Cherokee Nation accepts court ruling and welcomes Freedmen for citizenship
It's official: a long-running dispute affecting the descendants of former slaves held within the Cherokee Nation is over.
The tribe is accepting a landmark federal court ruling that confirmed the citizenship rights of the Cherokee Freedmen, Attorney General Todd Hembree said. Their enrollment applications are now being processed after a 10-year hiatus.
"The Cherokee Nation respects the rule of law, and yesterday we began accepting and processing citizenship applications from Freedmen descendants,' Hembree, the tribe's top legal official, said in a statement. "I do not intend to file an appeal."
About 2,800 Freedmen descendants gained Cherokee citizenship after winning a historic tribal court ruling in 2006. But new applications were put on hold after the tribe in 2007 changed its constitution in a way that explicitly denied the Freedmen their rights.
An August 29 ruling from Judge Thomas F. Hogan settled the issue once and for all. He said a treaty signed in 1866, following the end of the Civil War, guarantees citizenship to the descendants of former slaves.
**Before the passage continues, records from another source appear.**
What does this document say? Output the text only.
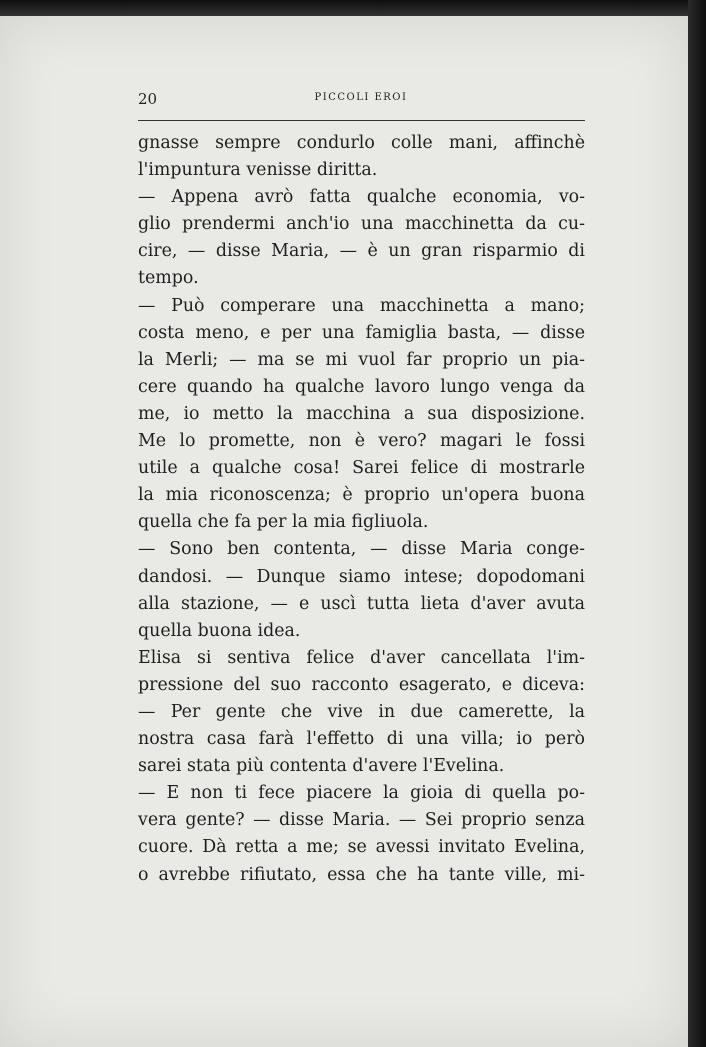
20	PICCOLI EROI
gnasse sempre condurlo colle mani, affinchè
l'impuntura venisse diritta.
— Appena avrò fatta qualche economia, vo-
glio prendermi anch'io una macchinetta da cu-
cire, — disse Maria, — è un gran risparmio di
tempo.
— Può comperare una macchinetta a mano;
costa meno, e per una famiglia basta, — disse
la Merli; — ma se mi vuol far proprio un pia-
cere quando ha qualche lavoro lungo venga da
me, io metto la macchina a sua disposizione.
Me lo promette, non è vero? magari le fossi
utile a qualche cosa! Sarei felice di mostrarle
la mia riconoscenza; è proprio un'opera buona
quella che fa per la mia figliuola.
— Sono ben contenta, — disse Maria conge-
dandosi. — Dunque siamo intese; dopodomani
alla stazione, — e uscì tutta lieta d'aver avuta
quella buona idea.
Elisa si sentiva felice d'aver cancellata l'im-
pressione del suo racconto esagerato, e diceva:
— Per gente che vive in due camerette, la
nostra casa farà l'effetto di una villa; io però
sarei stata più contenta d'avere l'Evelina.
— E non ti fece piacere la gioia di quella po-
vera gente? — disse Maria. — Sei proprio senza
cuore. Dà retta a me; se avessi invitato Evelina,
o avrebbe rifiutato, essa che ha tante ville, mi-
"The history, negotiations, and practical construction of the 1866 treaty suggest no other result," Hogan wrote in the 78-page ruling on Wednesday.
"Consequently, the Cherokee Freedmen’s right to citizenship in the Cherokee Nation is directly proportional to native Cherokees’ right to citizenship," Hogan continued.
The ruling came right before the tribe celebrated its National Holiday over the Labor Day weekend. Cherokee Freedmen marched in the parade on Saturday and Chief Bill John Baker called for "healing" in the wake of the decision.
"We are strong. We are resilient. We are the descendants of Cherokees who endured unimaginable hardships," Baker said in his State of the Nation address on Saturday. "Our Freedmen brothers and sisters made that Trail of Tears journey with us."
"We are taking steps to begin the healing for all parties," Baker added. "It has gone on far too long, inflicted too much pain upon too many people and caused too much division within our own communities."
"Let the healing begin so together we can move forward to a better future," he said.
Later during the National Holiday, Baker welcomed Marilyn Vann, one of the plaintiffs in the litigation and the president of the Descendants of the Freedmen of the Five Civilized Tribes Association, and other Freedmen to a worship service on Sunday.
And in another development, the Cherokee Nation Supreme Court confirmed that Freedmen citizens can run and hold tribal office. A preliminary injunction was issued on Friday to ensure the tribe complies with the federal ruling.
The injunction makes clear that the 2007 constitutional provisions which singled out the Freedmen are not valid within the Cherokee Nation because they violate the 1866 treaty. The Bureau of Indian Affairs had never accepted the changes because of the Freedmen issue.
The number of Freedmen eligible for Cherokee citizenship is unknown. Some estimates have ranged as high as the tens of thousands.
Cherokee citizenship is traced to the Dawes Roll. Freedmen descendants can enroll so long as their ancestor appears on the so-called Wallace Roll of Cherokee Freedmen.